Rails Views and Layouts

Sinatra Vs Rails

With Sinatra, we've seen that if there is a file called layout.erb, this file will be used as the app layout by default.

If this file layout.erb contains a yield statement <%= yield %>, then the template rendered for the current route will be "injected" where the yield statement is in the layout. Combined, the templates and layouts will be sent back to the client.

This logic is pretty much the same with Ruby on Rails. When the app is created, Rails will automatically add a layout application.html.erb in app/views/layouts/application.html.erb. This layout already contain a yield statement and all the links to css and js files in the head part of the html document.

Rails Views

In Rails, the logic for the rendering a view is quite straightforward.

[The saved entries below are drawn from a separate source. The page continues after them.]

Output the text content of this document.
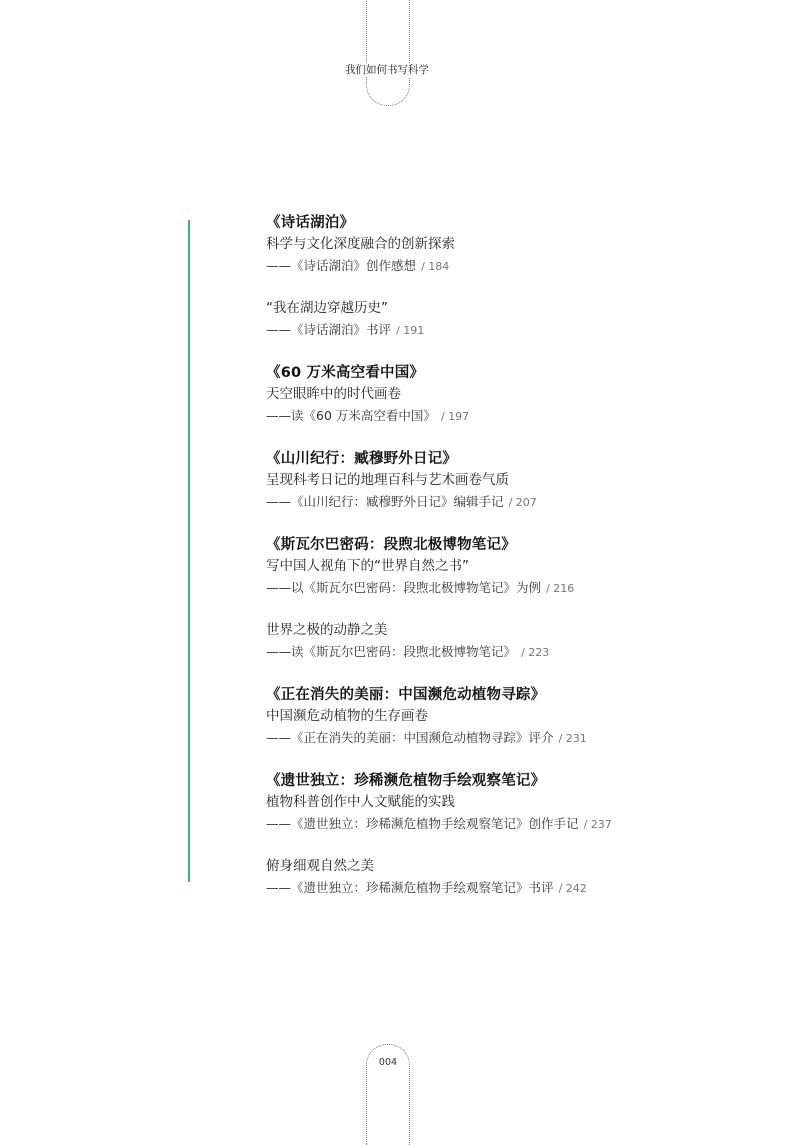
我们如何书写科学
《诗话湖泊》
科学与文化深度融合的创新探索
——《诗话湖泊》创作感想 / 184
“我在湖边穿越历史”
——《诗话湖泊》书评 / 191
《60 万米高空看中国》
天空眼眸中的时代画卷
——读《60 万米高空看中国》 / 197
《山川纪行：臧穆野外日记》
呈现科考日记的地理百科与艺术画卷气质
——《山川纪行：臧穆野外日记》编辑手记 / 207
《斯瓦尔巴密码：段煦北极博物笔记》
写中国人视角下的“世界自然之书”
——以《斯瓦尔巴密码：段煦北极博物笔记》为例 / 216
世界之极的动静之美
——读《斯瓦尔巴密码：段煦北极博物笔记》 / 223
《正在消失的美丽：中国濒危动植物寻踪》
中国濒危动植物的生存画卷
——《正在消失的美丽：中国濒危动植物寻踪》评介 / 231
《遗世独立：珍稀濒危植物手绘观察笔记》
植物科普创作中人文赋能的实践
——《遗世独立：珍稀濒危植物手绘观察笔记》创作手记 / 237
俯身细观自然之美
——《遗世独立：珍稀濒危植物手绘观察笔记》书评 / 242
004
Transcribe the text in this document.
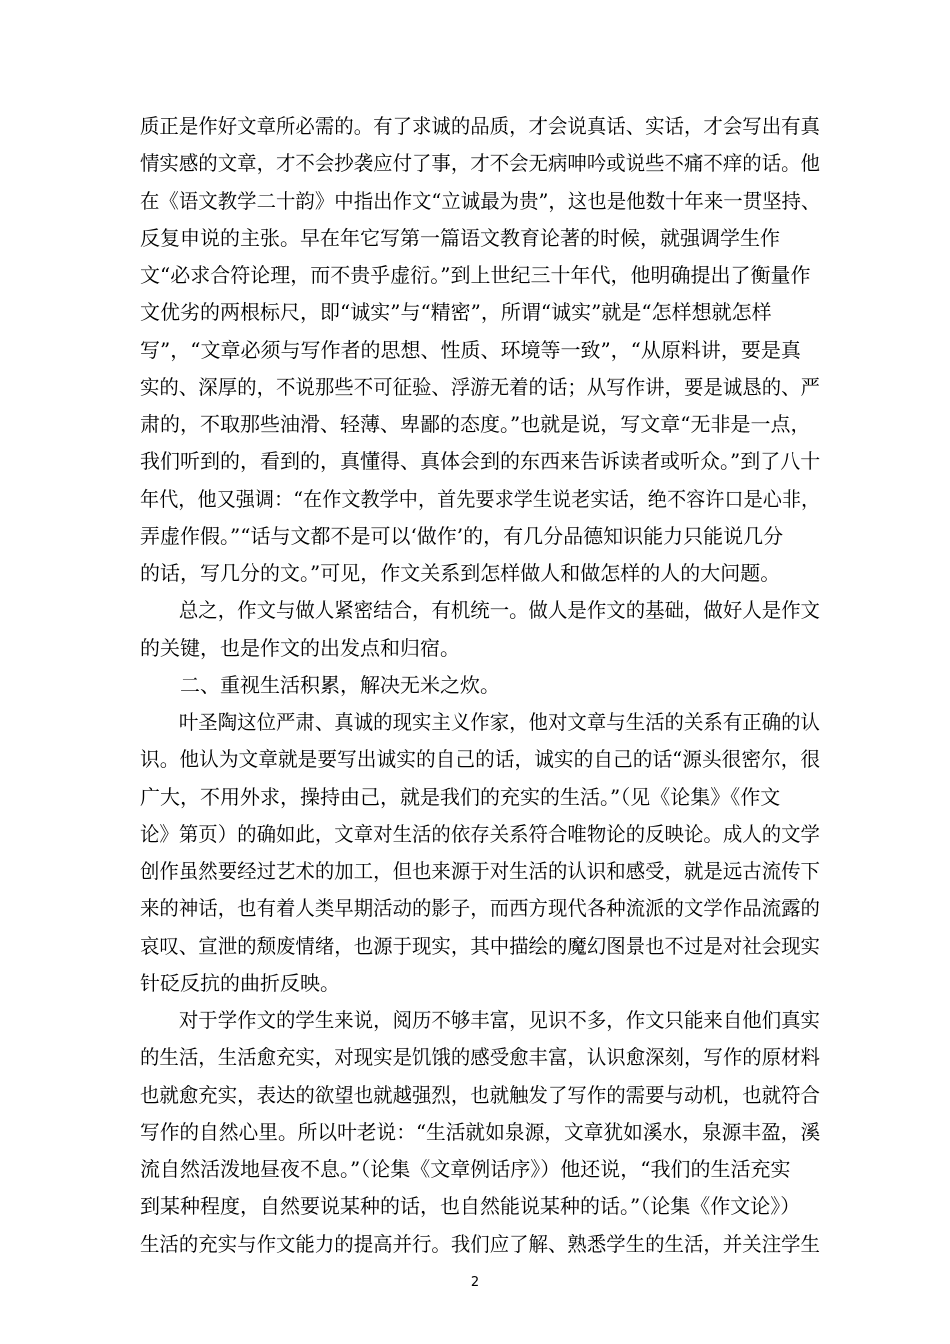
质正是作好文章所必需的。有了求诚的品质，才会说真话、实话，才会写出有真
情实感的文章，才不会抄袭应付了事，才不会无病呻吟或说些不痛不痒的话。他
在《语文教学二十韵》中指出作文“立诚最为贵”，这也是他数十年来一贯坚持、
反复申说的主张。早在年它写第一篇语文教育论著的时候，就强调学生作
文“必求合符论理，而不贵乎虚衍。”到上世纪三十年代，他明确提出了衡量作
文优劣的两根标尺，即“诚实”与“精密”，所谓“诚实”就是“怎样想就怎样
写”，“文章必须与写作者的思想、性质、环境等一致”，“从原料讲，要是真
实的、深厚的，不说那些不可征验、浮游无着的话；从写作讲，要是诚恳的、严
肃的，不取那些油滑、轻薄、卑鄙的态度。”也就是说，写文章“无非是一点，
我们听到的，看到的，真懂得、真体会到的东西来告诉读者或听众。”到了八十
年代，他又强调：“在作文教学中，首先要求学生说老实话，绝不容许口是心非，
弄虚作假。”“话与文都不是可以‘做作’的，有几分品德知识能力只能说几分
的话，写几分的文。”可见，作文关系到怎样做人和做怎样的人的大问题。
　　总之，作文与做人紧密结合，有机统一。做人是作文的基础，做好人是作文
的关键，也是作文的出发点和归宿。
　　二、重视生活积累，解决无米之炊。
　　叶圣陶这位严肃、真诚的现实主义作家，他对文章与生活的关系有正确的认
识。他认为文章就是要写出诚实的自己的话，诚实的自己的话“源头很密尔，很
广大，不用外求，操持由己，就是我们的充实的生活。”（见《论集》《作文
论》第页）的确如此，文章对生活的依存关系符合唯物论的反映论。成人的文学
创作虽然要经过艺术的加工，但也来源于对生活的认识和感受，就是远古流传下
来的神话，也有着人类早期活动的影子，而西方现代各种流派的文学作品流露的
哀叹、宣泄的颓废情绪，也源于现实，其中描绘的魔幻图景也不过是对社会现实
针砭反抗的曲折反映。
　　对于学作文的学生来说，阅历不够丰富，见识不多，作文只能来自他们真实
的生活，生活愈充实，对现实是饥饿的感受愈丰富，认识愈深刻，写作的原材料
也就愈充实，表达的欲望也就越强烈，也就触发了写作的需要与动机，也就符合
写作的自然心里。所以叶老说：“生活就如泉源，文章犹如溪水，泉源丰盈，溪
流自然活泼地昼夜不息。”（论集《文章例话序》）他还说，“我们的生活充实
到某种程度，自然要说某种的话，也自然能说某种的话。”（论集《作文论》）
生活的充实与作文能力的提高并行。我们应了解、熟悉学生的生活，并关注学生
2
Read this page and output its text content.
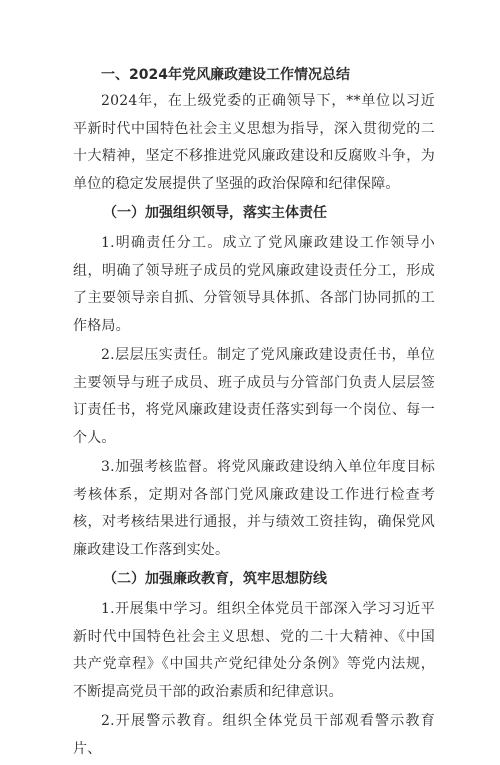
一、2024年党风廉政建设工作情况总结

2024年，在上级党委的正确领导下，**单位以习近平新时代中国特色社会主义思想为指导，深入贯彻党的二十大精神，坚定不移推进党风廉政建设和反腐败斗争，为单位的稳定发展提供了坚强的政治保障和纪律保障。

（一）加强组织领导，落实主体责任

1.明确责任分工。成立了党风廉政建设工作领导小组，明确了领导班子成员的党风廉政建设责任分工，形成了主要领导亲自抓、分管领导具体抓、各部门协同抓的工作格局。

2.层层压实责任。制定了党风廉政建设责任书，单位主要领导与班子成员、班子成员与分管部门负责人层层签订责任书，将党风廉政建设责任落实到每一个岗位、每一个人。

3.加强考核监督。将党风廉政建设纳入单位年度目标考核体系，定期对各部门党风廉政建设工作进行检查考核，对考核结果进行通报，并与绩效工资挂钩，确保党风廉政建设工作落到实处。

（二）加强廉政教育，筑牢思想防线

1.开展集中学习。组织全体党员干部深入学习习近平新时代中国特色社会主义思想、党的二十大精神、《中国共产党章程》《中国共产党纪律处分条例》等党内法规，不断提高党员干部的政治素质和纪律意识。

2.开展警示教育。组织全体党员干部观看警示教育片、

Given that every route in Rails will execute a method inside a controller, when the method is executed, Rails will look for:

  1. A folder inside view corresponding to the controller's name (folder post for PostController).
  2. A file inside that folder corresponding to an action in that controller (file index.html.erb).

For example , if we call http://localhost:3000/posts, Rails will execute the method index in the controller posts and then, look for a view located in app/views/posts/index.html.erb This works when the method always renders the same view.

In some cases though, you may want to render a view with a different name than the current method. For example: if a post was saved successfully go to the index page, otherwise go back to the form. To show a different view than the default view, you would render a different view in a controller's action.

There are different syntaxes for render, and they all do the same thing.

    render :switch
    render action: :switch
    render "switch"
    render "switch.html.erb"
    render action: "switch"
    render action: "switch.html.erb"
    render "home/switch"
    render "home/switch.html.erb"
    render template: "home/switch"
    render template: "home/switch.html.erb"
    render "/path/to/rails/app/views/home/switch"
    render "/path/to/rails/app/views/home/switch.html.erb"
    render file: "/path/to/rails/app/views/home/switch"
    render file: "/path/to/rails/app/views/home/switch.html.erb"

Rails Layouts

By default, Rails will render the layout application.html.erb - just like layout.html.erb in Sinatra - but sometimes, you want to render a template in a different layout.

You can render a differnt layout by doing the following:

render layout: "name_of_layout"

This line will just tell Rails to use the same logic of template rendering, but instead of using the default application.html.erb, it will render the template inside name_of_layout.html.erb.

You can also do render layout: false if you wanted to use ajax to pull in a view.